Part 7 || Penemuan Malven

67 19 12
                                    

Author POV

Setelah mereka bertiga sarapan, Gerry mengajak Malven ke kolam renang.

"Dari pada nganggur rebahan mulu, renang yuk. Mumpung gratis di sini, lama juga ngga berenang," bisiknya sembari tersenyum ria.

"Gue ngga tidur semalaman, gue ngantuk."

"Emang gue pikirin? Ayo lah, temenin doang. Gue takut bokap lo dateng saat gue lagi sendiri, bingung mau ngomong apa tau ngga," celethuk Gerry.

"Emang gue pikirin?" jawab Malven padanya.

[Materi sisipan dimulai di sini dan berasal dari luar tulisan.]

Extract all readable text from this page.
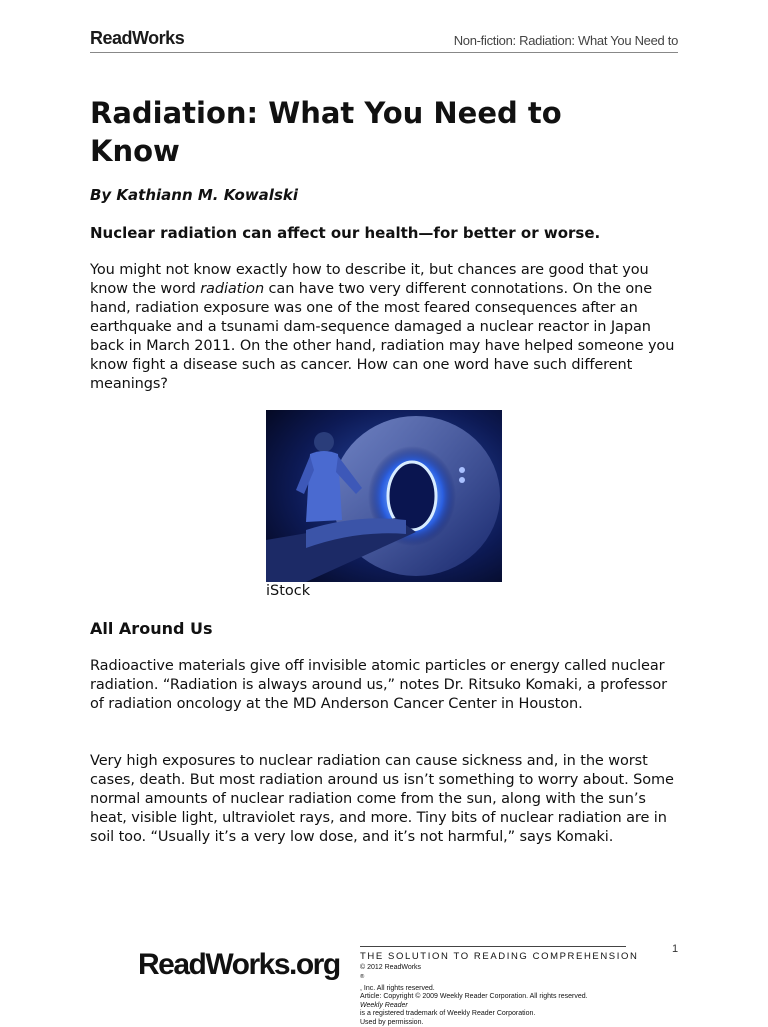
ReadWorks	Non-fiction: Radiation: What You Need to
Radiation: What You Need to Know
By Kathiann M. Kowalski
Nuclear radiation can affect our health—for better or worse.

You might not know exactly how to describe it, but chances are good that you know the word radiation can have two very different connotations. On the one hand, radiation exposure was one of the most feared consequences after an earthquake and a tsunami dam-sequence damaged a nuclear reactor in Japan back in March 2011. On the other hand, radiation may have helped someone you know fight a disease such as cancer. How can one word have such different meanings?

iStock
All Around Us

Radioactive materials give off invisible atomic particles or energy called nuclear radiation. “Radiation is always around us,” notes Dr. Ritsuko Komaki, a professor of radiation oncology at the MD Anderson Cancer Center in Houston.

Very high exposures to nuclear radiation can cause sickness and, in the worst cases, death. But most radiation around us isn’t something to worry about. Some normal amounts of nuclear radiation come from the sun, along with the sun’s heat, visible light, ultraviolet rays, and more. Tiny bits of nuclear radiation are in soil too. “Usually it’s a very low dose, and it’s not harmful,” says Komaki.

ReadWorks.org THE SOLUTION TO READING COMPREHENSION
© 2012 ReadWorks
®
, Inc. All rights reserved.
Article: Copyright © 2009 Weekly Reader Corporation. All rights reserved.
Weekly Reader
is a registered trademark of Weekly Reader Corporation.
Used by permission.
1
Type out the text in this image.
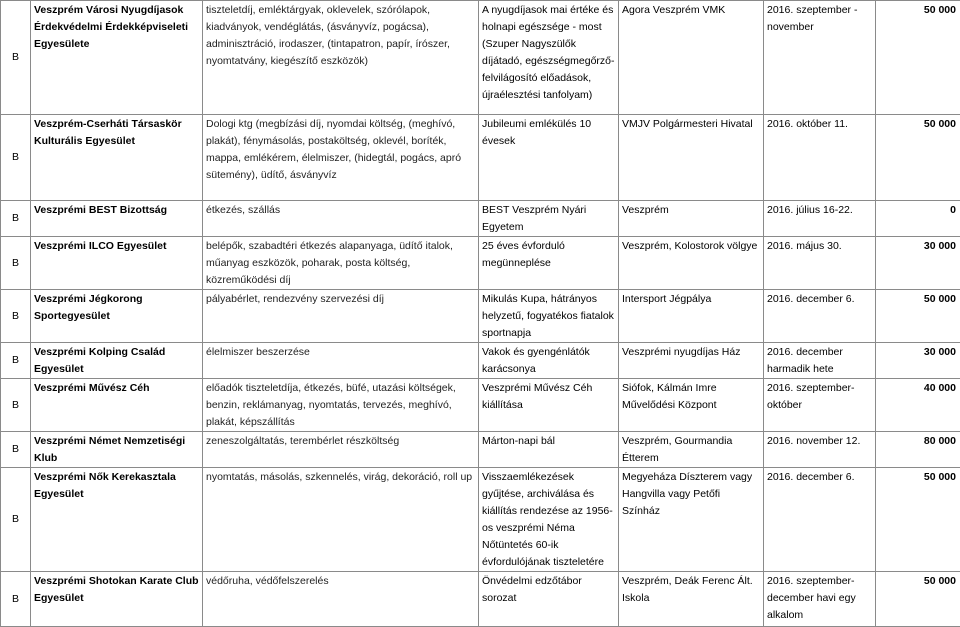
B	Veszprém Városi Nyugdíjasok Érdekvédelmi Érdekképviseleti Egyesülete	tiszteletdíj, emléktárgyak, oklevelek, szórólapok, kiadványok, vendéglátás, (ásványvíz, pogácsa), adminisztráció, irodaszer, (tintapatron, papír, írószer, nyomtatvány, kiegészítő eszközök)	A nyugdíjasok mai értéke és holnapi egészsége - most (Szuper Nagyszülők díjátadó, egészségmegőrző-felvilágosító előadások, újraélesztési tanfolyam)	Agora Veszprém VMK	2016. szeptember - november	50 000
B	Veszprém-Cserháti Társaskör Kulturális Egyesület	Dologi ktg (megbízási díj, nyomdai költség, (meghívó, plakát), fénymásolás, postaköltség, oklevél, boríték, mappa, emlékérem, élelmiszer, (hidegtál, pogács, apró sütemény), üdítő, ásványvíz	Jubileumi emlékülés 10 évesek	VMJV Polgármesteri Hivatal	2016. október 11.	50 000
B	Veszprémi BEST Bizottság	étkezés, szállás	BEST Veszprém Nyári Egyetem	Veszprém	2016. július 16-22.	0
B	Veszprémi ILCO Egyesület	belépők, szabadtéri étkezés alapanyaga, üdítő italok, műanyag eszközök, poharak, posta költség, közreműködési díj	25 éves évforduló megünneplése	Veszprém, Kolostorok völgye	2016. május 30.	30 000
B	Veszprémi Jégkorong Sportegyesület	pályabérlet, rendezvény szervezési díj	Mikulás Kupa, hátrányos helyzetű, fogyatékos fiatalok sportnapja	Intersport Jégpálya	2016. december 6.	50 000
B	Veszprémi Kolping Család Egyesület	élelmiszer beszerzése	Vakok és gyengénlátók karácsonya	Veszprémi nyugdíjas Ház	2016. december harmadik hete	30 000
B	Veszprémi Művész Céh	előadók tiszteletdíja, étkezés, büfé, utazási költségek, benzin, reklámanyag, nyomtatás, tervezés, meghívó, plakát, képszállítás	Veszprémi Művész Céh kiállítása	Siófok, Kálmán Imre Művelődési Központ	2016. szeptember-október	40 000
B	Veszprémi Német Nemzetiségi Klub	zeneszolgáltatás, terembérlet részköltség	Márton-napi bál	Veszprém, Gourmandia Étterem	2016. november 12.	80 000
B	Veszprémi Nők Kerekasztala Egyesület	nyomtatás, másolás, szkennelés, virág, dekoráció, roll up	Visszaemlékezések gyűjtése, archiválása és kiállítás rendezése az 1956-os veszprémi Néma Nőtüntetés 60-ik évfordulójának tiszteletére	Megyeháza Díszterem vagy Hangvilla vagy Petőfi Színház	2016. december 6.	50 000
B	Veszprémi Shotokan Karate Club Egyesület	védőruha, védőfelszerelés	Önvédelmi edzőtábor sorozat	Veszprém, Deák Ferenc Ált. Iskola	2016. szeptember-december havi egy alkalom	50 000
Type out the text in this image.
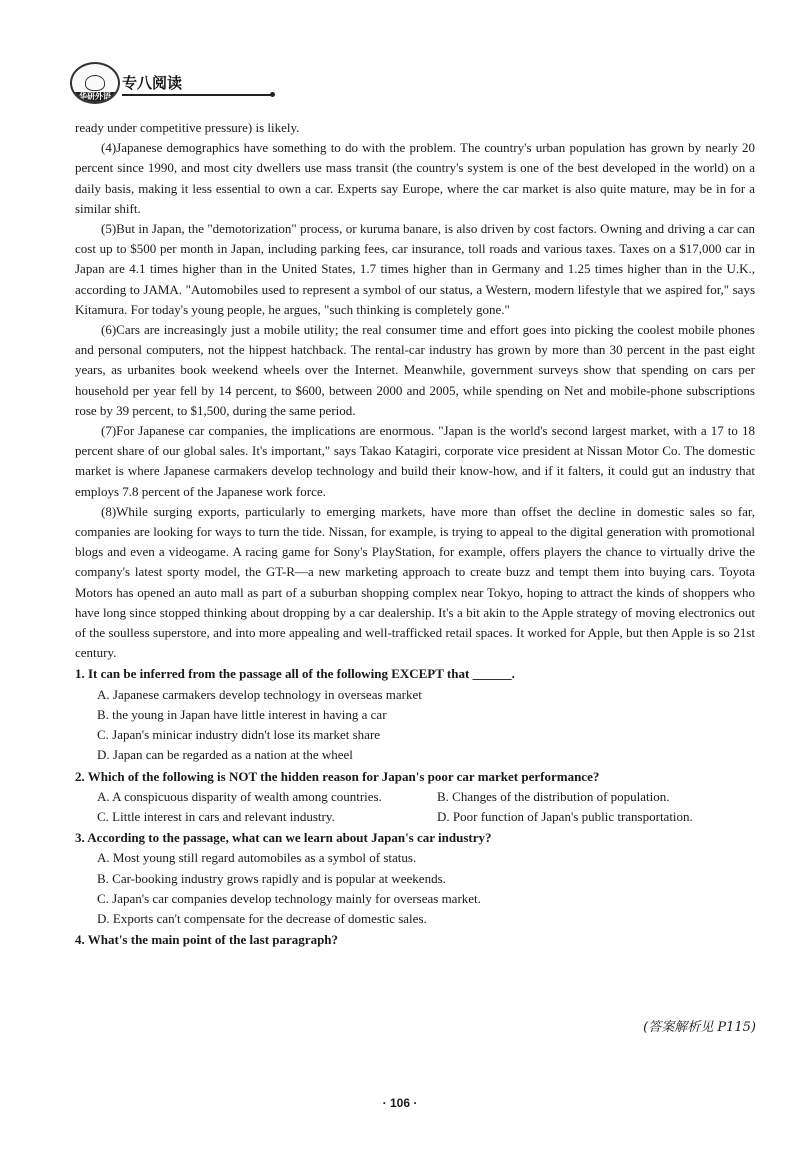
华研外语
专八阅读

ready under competitive pressure) is likely.

(4)Japanese demographics have something to do with the problem. The country's urban population has grown by nearly 20 percent since 1990, and most city dwellers use mass transit (the country's system is one of the best developed in the world) on a daily basis, making it less essential to own a car. Experts say Europe, where the car market is also quite mature, may be in for a similar shift.

(5)But in Japan, the "demotorization" process, or kuruma banare, is also driven by cost factors. Owning and driving a car can cost up to $500 per month in Japan, including parking fees, car insurance, toll roads and various taxes. Taxes on a $17,000 car in Japan are 4.1 times higher than in the United States, 1.7 times higher than in Germany and 1.25 times higher than in the U.K., according to JAMA. "Automobiles used to represent a symbol of our status, a Western, modern lifestyle that we aspired for," says Kitamura. For today's young people, he argues, "such thinking is completely gone."

(6)Cars are increasingly just a mobile utility; the real consumer time and effort goes into picking the coolest mobile phones and personal computers, not the hippest hatchback. The rental-car industry has grown by more than 30 percent in the past eight years, as urbanites book weekend wheels over the Internet. Meanwhile, government surveys show that spending on cars per household per year fell by 14 percent, to $600, between 2000 and 2005, while spending on Net and mobile-phone subscriptions rose by 39 percent, to $1,500, during the same period.

(7)For Japanese car companies, the implications are enormous. "Japan is the world's second largest market, with a 17 to 18 percent share of our global sales. It's important," says Takao Katagiri, corporate vice president at Nissan Motor Co. The domestic market is where Japanese carmakers develop technology and build their know-how, and if it falters, it could gut an industry that employs 7.8 percent of the Japanese work force.

(8)While surging exports, particularly to emerging markets, have more than offset the decline in domestic sales so far, companies are looking for ways to turn the tide. Nissan, for example, is trying to appeal to the digital generation with promotional blogs and even a videogame. A racing game for Sony's PlayStation, for example, offers players the chance to virtually drive the company's latest sporty model, the GT-R—a new marketing approach to create buzz and tempt them into buying cars. Toyota Motors has opened an auto mall as part of a suburban shopping complex near Tokyo, hoping to attract the kinds of shoppers who have long since stopped thinking about dropping by a car dealership. It's a bit akin to the Apple strategy of moving electronics out of the soulless superstore, and into more appealing and well-trafficked retail spaces. It worked for Apple, but then Apple is so 21st century.

1. It can be inferred from the passage all of the following EXCEPT that ______.

A. Japanese carmakers develop technology in overseas market

B. the young in Japan have little interest in having a car

C. Japan's minicar industry didn't lose its market share

D. Japan can be regarded as a nation at the wheel

2. Which of the following is NOT the hidden reason for Japan's poor car market performance?

A. A conspicuous disparity of wealth among countries.	B. Changes of the distribution of population.
C. Little interest in cars and relevant industry.	D. Poor function of Japan's public transportation.

3. According to the passage, what can we learn about Japan's car industry?

A. Most young still regard automobiles as a symbol of status.

B. Car-booking industry grows rapidly and is popular at weekends.

C. Japan's car companies develop technology mainly for overseas market.

D. Exports can't compensate for the decrease of domestic sales.

4. What's the main point of the last paragraph?

(答案解析见 P115)
· 106 ·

"Rese banget jadi orang! Ada waktu buat tidur tuh gunain baik-baik, jangan mikirin Meisha terus. Ehh? Lo mikirin Meisha?" Wajah Gerry spontan mendekat pada wajah Malven. Dia takut nantinya Malven akan benar-benar mencintai gadis pujaan hatinya yang telah lama jadi incaran. Bagaimana tidak? Gadis dengan tubuh mungil dan berambut emas kecoklatan, serta senyum manisnya sukses membuat Gerry candu.

Ingin menyapa pun ia tak bisa karena perasaan malu mendominasi dirinya. Hanya bisa melihat dari kejauhan sembari tersenyum dan berangan akan menjadi miliknya kelak.

"Gue beres-beres baju! Ngga usah nebak hal yang jauh dari prinsipku!" tegas Malven yang mengetahui pikirannya. Namun, Gerry tak cukup paham dengan omongan Malven. Ia mengangguk agar Malven tidak jadi marah padanya.

"Ayolah Vin, berenang sebentar. Nanti lo tidur aja ngga pa-pa, asal gue ngga di sana sendiri," ajaknya lagi dengan nada melasnya.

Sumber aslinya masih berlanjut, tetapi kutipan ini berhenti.